An extensive number of studies has been conducted to confirm a wide range of the problems associated with rollkur

It should be noted that there are 166 studies quoted in the references in the above study. Most of these studies have been conducted during the last 20 years as awareness of this problem has grown.

“Comparison of the Head and Neck Positions in Ridden Horses Advertised in an Australian Horse Sales Magazine: 2005 Versus 2018″ Bornmann, Tanja; Williams, Jane; Richardson, Karen Published in: Journal of Equine Veterinary Science Publication date: 2020

“Analysis of combined data from years 2005 and 2018 showed 47.0% (n=570) of the horse sample population were advertised with HNPs BTV. BTV HNP was observed as the predominant HNP (57.8%) (n=268), in the warmblood/eventers/show/performance (WESP) category.”

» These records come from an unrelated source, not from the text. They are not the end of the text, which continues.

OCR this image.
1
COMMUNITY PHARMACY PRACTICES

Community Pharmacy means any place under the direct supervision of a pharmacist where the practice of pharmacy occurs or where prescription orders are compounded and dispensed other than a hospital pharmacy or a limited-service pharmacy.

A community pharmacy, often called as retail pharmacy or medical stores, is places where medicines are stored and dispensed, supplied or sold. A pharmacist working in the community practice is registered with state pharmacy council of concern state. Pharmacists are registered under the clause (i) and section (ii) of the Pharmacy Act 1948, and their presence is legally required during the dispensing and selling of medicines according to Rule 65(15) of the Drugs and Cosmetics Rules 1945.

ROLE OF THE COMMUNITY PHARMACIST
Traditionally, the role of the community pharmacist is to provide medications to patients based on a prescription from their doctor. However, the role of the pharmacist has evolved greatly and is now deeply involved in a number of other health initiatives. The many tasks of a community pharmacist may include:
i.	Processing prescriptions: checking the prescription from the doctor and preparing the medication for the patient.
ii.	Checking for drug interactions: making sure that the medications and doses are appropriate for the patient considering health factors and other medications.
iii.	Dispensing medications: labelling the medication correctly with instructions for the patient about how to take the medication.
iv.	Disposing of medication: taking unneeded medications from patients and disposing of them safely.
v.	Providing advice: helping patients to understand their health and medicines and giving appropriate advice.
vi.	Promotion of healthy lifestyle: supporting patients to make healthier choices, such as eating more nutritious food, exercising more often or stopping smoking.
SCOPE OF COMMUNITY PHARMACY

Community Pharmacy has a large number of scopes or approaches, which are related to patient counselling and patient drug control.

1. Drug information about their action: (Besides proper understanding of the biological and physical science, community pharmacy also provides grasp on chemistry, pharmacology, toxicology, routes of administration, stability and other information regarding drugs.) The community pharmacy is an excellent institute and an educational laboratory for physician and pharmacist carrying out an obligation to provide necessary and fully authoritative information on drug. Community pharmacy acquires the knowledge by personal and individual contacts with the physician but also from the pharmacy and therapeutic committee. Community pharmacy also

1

It is also important to note that betwen the years shown in the above image that a substantial decline in the numbers of horses behind the vertical has taken place as awareness of this problem has increased. This is confirmed in the next image.


Percent of horses BTV-behind the vertical 2005 vs 2018

(n-268 in 2005 and 303 in 2018)

Hyperflexion-rollkur increases the horse's conflict behavior. One of the main triggers is the horse's head behind the vertical
“Towards a more objective assessment of equine personality using behavioural and physiological observations from performance test training”, Applied Animal Behaviour Science 2011, by U. König v. Borstel, G.A. Universität Gottingen, Dr. S. Pasing, University of Veterinary Medicine, Vienna, M. Gauly, Free University of Bozen-Bolzano:

“Current definitions of horse personality traits are rather vague, lacking clear, universally accepted guidelines for evaluation in performance tests. Therefore, the aim of the present study was to screen behavioural and physiological measurements taken during riding for potential links with scores the same horses received in the official stallion performance test for rideability and personality traits. 

Using the coefficient of determination, regression analysis revealed that about 1/3 of variation (ranging between r = 0.26 “constitution” (i.e. fitness, health)) and r = 0.46 (rideability)) in the personality trait scores could be explained by selecting the three most influential behaviour patterns per trait. These behaviour patterns included stumbling (with all traits except character), head-tossing (temperament, ride-ability), tail-swishing (willingness to work), involuntary change in gait (character) and the rider’s use of her/his hands (constitution, rideability), voice (temperament) or whip (constitution)”.

Three main forms of “disobedience”
Head tossing
Hyperflexion-rollkur increase's the horse's conflict behaviour, such as via head tossing
Tail swishing
Sources: top photo: wikimedia.org. cc; photo in middle: wikipedia.org. cc; photo on bottom: racingTV. wp  

The above photos are examples of each of the three conditions. They are not meant to indicate that this behaviour is exclusively the consequence of rollkur. These conditions can frequently have more complex origins.

A great deal of attention has been placed on dressage horses. However, it is important not to omit the treatment that jumping horses have also been subjected to. The following images show that jumpers also receive rough treatment. However, it also needs to be pointed out that jumping is a strenuous and demanding sport, but of a different type. It involves many rapid changes of speed and direction. Accidents and stressful situations often happen. The author is by no means suggesting that they are always the consequence of rollkur.


Jumpers are also subject to stress
Source: author

As a result of the strenuous nature of many equine sports, it is difficult at times to separate the physiological from the psychological effects. 

However, the above studies have shown that it is entirely possible to distinguish the causes. This will enable firm conclusions to be drawn by owners, trainers and riders for the benefit of improved horse welfare.

This will become a major focus in subsequent blog posts.